А товар мой на рынке, наверное, купят,

Торговаться не стану, отдам в полцены.

 

Хоть и хитр, но отдам, потому что у нас,

Где я вырос, такие в полях черноземы!

Уродится еще! А пахать я горазд,

Как и спать под ­скирдою из свежей соломы.

 

 

* * *

На каждом крестатом столбе по орлу,

Гудят провода, и Руслановой голос

Из черной тарелки плывет по селу...

 

Березовый лес, обнаженный по пояс,

Раскрыт и распахнут до самого дна.

Немые курганы седы и суровы,

Ни зверя в степи, ни крыла, ни подковы,

И только отвесно стоит тишина,

Да густо шуршит золотая пшеница,

Да всполохи блещут, как росчерк ножа.

Земля пахнет хлебом при слове «зарница»,

Земля пахнет кровью при слове «межа».

Прислушаюсь к небу — как чисто оно!

Конечно, зарница. Конечно, зарница!

И колос усат, и пролетная птица

Вот-вот и опробует это зерно.

 

 

* * *

                         А я стою один меж них

                         В ревущем пламени и дыме...

                                                                          М. Волошин

 

Я люблю мой народ, даже если он злой,

Даже если он в вены заходит иглой,

Даже если он пьет эту мерзость, вино,

Даже если бомжует, люблю все равно.

 

Оттого, что я сам из такой же толпы,

Мы однажды сойдемся у края тропы

И покатимся в пропасть, по влаге скользя,

Потому что России без крови нельзя,

 

Потому что она во вселенной одна;

Потому что не знает, какая вина

У нее за плечами и кто по ночам

Указует дорогу ее палачам...

 

Новый Дант, наклоняясь над новой строкой,

Пишет новое слово великой рукой,

Но молитва святая из слов дорогих

Не доходит до слуха ни тех, ни других.

 

Это было. Волошин молился уже,

Но сходился народ на крутом рубеже

И, оглохший, стоял. И тупились клинки.

И на четверть, на треть поистерлись бру­ски.

 

Я вперед посмотрю — нет печальней страны,

Я назад оглянусь — нет за мною вины,

И не знаю, кто сможет меня научить,

Что мне делать — молиться иль саблю точить.

 

Но молюсь! И, склоняясь в ночи над столом,

Я сжимаю перо троеперстным узлом,

Подбираю слова, потому что люблю,

Потому что не выживу, если убью.

 

 

* * *

Льется-гнется вода из дубовой бадьи.

Утро золотом шарит по срубу колодца,

И четверка гусей, как четыре ладьи,

Из раскрытых ворот выплывает на солнце.

 

А сосед отбивает литовку — тук-тук.

А напротив соседи подсолнухи режут.

Вынимает отец самосад и мундштук...

А по радио врут...

Ну, зачем они брешут?..

 

Вот — ладьи из ворот!

Там — отара из мглы!

И — тесовый навес, и — курганное поле!

А какие здесь люди! Как жадны и злы —

Не до злата-богатства — до жизни и воли!

 

Кто решил, что деревни уже не нужны?

Кто сказал, что здесь тошно и песнь не поется?

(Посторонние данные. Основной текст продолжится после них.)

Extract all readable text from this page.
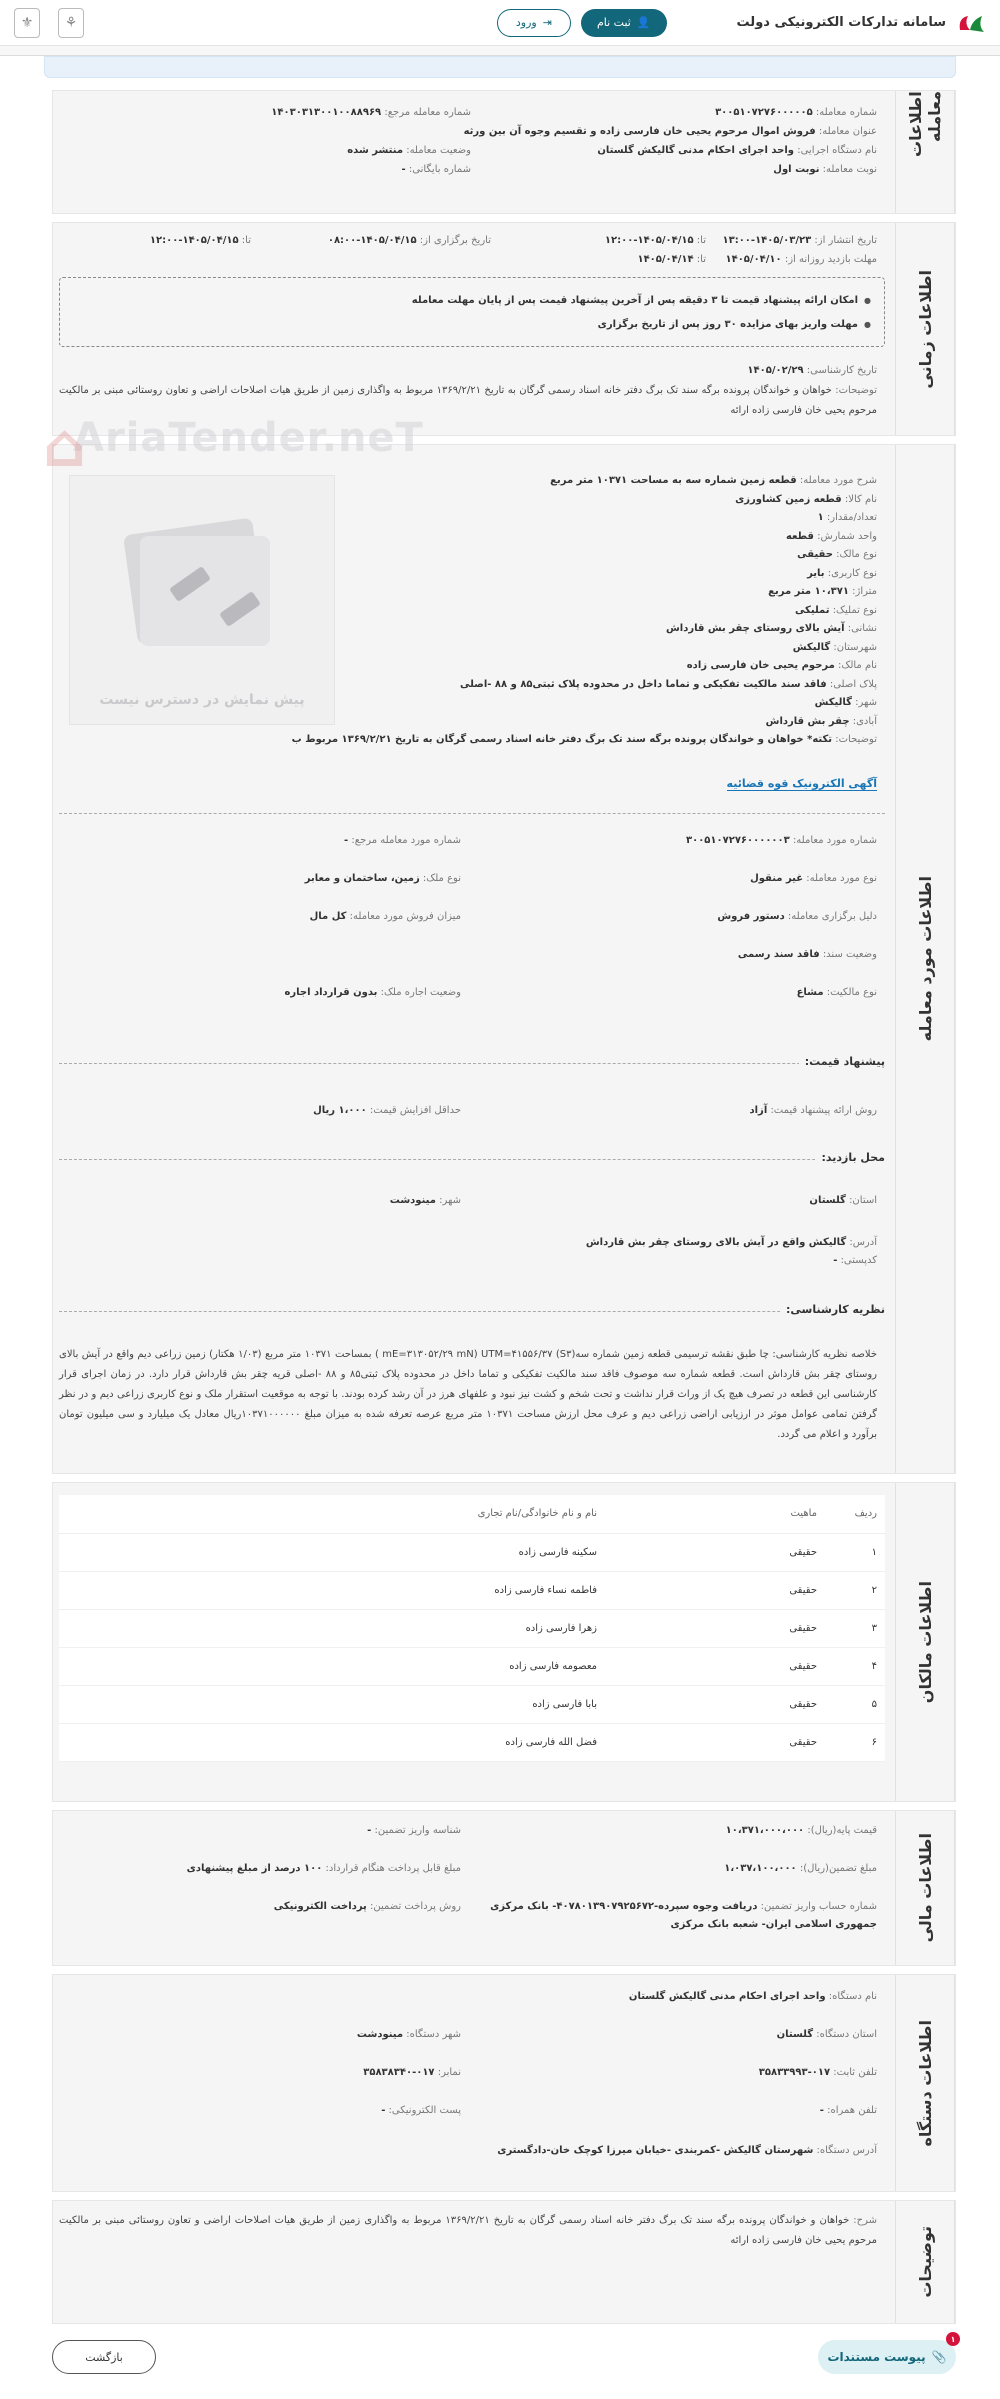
سامانه تدارکات الکترونیکی دولت
👤
ثبت نام
⇥
ورود
⚘
⚜
اطلاعات معامله
شماره معامله: ۳۰۰۵۱۰۷۲۷۶۰۰۰۰۰۵
شماره معامله مرجع: ۱۴۰۳۰۳۱۳۰۰۱۰۰۸۸۹۶۹
عنوان معامله: فروش اموال مرحوم یحیی خان فارسی زاده و تقسیم وجوه آن بین ورثه
نام دستگاه اجرایی: واحد اجرای احکام مدنی گالیکش گلستان
وضعیت معامله: منتشر شده
نوبت معامله: نوبت اول
شماره بایگانی: -
اطلاعات زمانی
تاریخ انتشار از: ۱۴۰۵/۰۳/۲۳-۱۳:۰۰
تا: ۱۴۰۵/۰۴/۱۵-۱۲:۰۰
تاریخ برگزاری از: ۱۴۰۵/۰۴/۱۵-۰۸:۰۰
تا: ۱۴۰۵/۰۴/۱۵-۱۲:۰۰
مهلت بازدید روزانه از: ۱۴۰۵/۰۴/۱۰
تا: ۱۴۰۵/۰۴/۱۴
● امکان ارائه پیشنهاد قیمت تا ۳ دقیقه پس از آخرین پیشنهاد قیمت پس از پایان مهلت معامله
● مهلت واریز بهای مزایده ۳۰ روز پس از تاریخ برگزاری
تاریخ کارشناسی: ۱۴۰۵/۰۲/۲۹
توضیحات: خواهان و خواندگان پرونده برگه سند تک برگ دفتر خانه اسناد رسمی گرگان به تاریخ ۱۳۶۹/۲/۲۱ مربوط به واگذاری زمین از طریق هیات اصلاحات اراضی و تعاون روستائی مبنی بر مالکیت مرحوم یحیی خان فارسی زاده ارائه
اطلاعات مورد معامله
پیش نمایش در دسترس نیست
AriaTender.neT
⌂	شرح مورد معامله: قطعه زمین شماره سه به مساحت ۱۰۳۷۱ متر مربع
نام کالا: قطعه زمین کشاورزی
تعداد/مقدار: ۱
واحد شمارش: قطعه
نوع مالک: حقیقی
نوع کاربری: بایر
متراژ: ۱۰،۳۷۱ متر مربع
نوع تملیک: تملیکی
نشانی: آیش بالای روستای چقر بش قارداش
شهرستان: گالیکش
نام مالک: مرحوم یحیی خان فارسی زاده
پلاک اصلی: فاقد سند مالکیت تفکیکی و تماما داخل در محدوده پلاک ثبتی۸۵ و ۸۸ -اصلی
شهر: گالیکش
آبادی: چقر بش قارداش
توضیحات: تکته* خواهان و خواندگان پرونده برگه سند تک برگ دفتر خانه اسناد رسمی گرگان به تاریخ ۱۳۶۹/۲/۲۱ مربوط ب
آگهی الکترونیک قوه قضائیه
شماره مورد معامله: ۳۰۰۵۱۰۷۲۷۶۰۰۰۰۰۰۳
شماره مورد معامله مرجع: -
نوع مورد معامله: غیر منقول
نوع ملک: زمین، ساختمان و معابر
دلیل برگزاری معامله: دستور فروش
میزان فروش مورد معامله: کل مال
وضعیت سند: فاقد سند رسمی
نوع مالکیت: مشاع
وضعیت اجاره ملک: بدون قرارداد اجاره
پیشنهاد قیمت:
روش ارائه پیشنهاد قیمت: آزاد
حداقل افزایش قیمت: ۱،۰۰۰ ریال
محل بازدید:
استان: گلستان
شهر: مینودشت
آدرس: گالیکش واقع در آیش بالای روستای چقر بش قارداش
کدپستی: -
نظریه کارشناسی:
خلاصه نظریه کارشناسی: چا طبق نقشه ترسیمی قطعه زمین شماره سه(S۳) mE=۳۱۳۰۵۲/۲۹ mN) UTM=۴۱۵۵۶/۳۷ ) بمساحت ۱۰۳۷۱ متر مربع (۱/۰۳ هکتار) زمین زراعی دیم واقع در آیش بالای روستای چقر بش قارداش است. قطعه شماره سه موصوف فاقد سند مالکیت تفکیکی و تماما داخل در محدوده پلاک ثبتی۸۵ و ۸۸ -اصلی قریه چقر بش قارداش قرار دارد. در زمان اجرای قرار کارشناسی این قطعه در تصرف هیچ یک از وراث قرار نداشت و تحت شخم و کشت نیز نبود و علفهای هرز در آن رشد کرده بودند. با توجه به موقعیت استقرار ملک و نوع کاربری زراعی دیم و در نظر گرفتن تمامی عوامل موثر در ارزیابی اراضی زراعی دیم و عرف محل ارزش مساحت ۱۰۳۷۱ متر مربع عرصه تعرفه شده به میزان مبلغ ۱۰۳۷۱۰۰۰۰۰۰ریال معادل یک میلیارد و سی میلیون تومان برآورد و اعلام می گردد.
اطلاعات مالکان
ردیف	ماهیت	نام و نام خانوادگی/نام تجاری
۱	حقیقی	سکینه فارسی زاده
۲	حقیقی	فاطمه نساء فارسی زاده
۳	حقیقی	زهرا فارسی زاده
۴	حقیقی	معصومه فارسی زاده
۵	حقیقی	بابا فارسی زاده
۶	حقیقی	فضل الله فارسی زاده
اطلاعات مالی
قیمت پایه(ریال): ۱۰،۳۷۱،۰۰۰،۰۰۰
شناسه واریز تضمین: -
مبلغ تضمین(ریال): ۱،۰۳۷،۱۰۰،۰۰۰
مبلغ قابل پرداخت هنگام قرارداد: ۱۰۰ درصد از مبلغ پیشنهادی
شماره حساب واریز تضمین: دریافت وجوه سپرده-۴۰۷۸۰۱۳۹۰۷۹۲۵۶۷۲- بانک مرکزی
جمهوری اسلامی ایران- شعبه بانک مرکزی
روش پرداخت تضمین: پرداخت الکترونیکی
اطلاعات دستگاه
نام دستگاه: واحد اجرای احکام مدنی گالیکش گلستان
استان دستگاه: گلستان
شهر دستگاه: مینودشت
تلفن ثابت: ۰۱۷-۳۵۸۳۳۹۹۳
نمابر: ۰۱۷-۳۵۸۳۸۳۴۰
تلفن همراه: -
پست الکترونیکی: -
آدرس دستگاه: شهرستان گالیکش -کمربندی -خیابان میرزا کوچک خان-دادگستری
توضیحات
شرح: خواهان و خواندگان پرونده برگه سند تک برگ دفتر خانه اسناد رسمی گرگان به تاریخ ۱۳۶۹/۲/۲۱ مربوط به واگذاری زمین از طریق هیات اصلاحات اراضی و تعاون روستائی مبنی بر مالکیت مرحوم یحیی خان فارسی زاده ارائه
📎
پیوست مستندات
۱
بازگشت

Вон, какие отавы — нежны и пышны,

Вон, какая вода — голубая и гнется!

 

 

* * *

Велика страна покатая,

Что ни мед, то — по усам.

Или это жизнь горбатая,

Или я горбатый сам.

Что за боль к обиде давешней?

Что за груз чужой вины?

Взял баян — запали клавиши.

Взял гитару — нет струны.

Ну и ладно. Я так думаю —

Конь живет и без подков...

Эту жизнь мою, угрюмую,

Я запру на семь замков!

И пойду дорогой длинною,

Той, что выведет к звезде —

Слушать песнь перепелиную,

И дышать простором, где

Тополя — шеренги рекрутов,

Ковыли — живой атлас,

Где птенец считает беркутов,

Выворачивая глаз.

 

 

* * *

Ветер шепотом — что-то... О встрече, о воле?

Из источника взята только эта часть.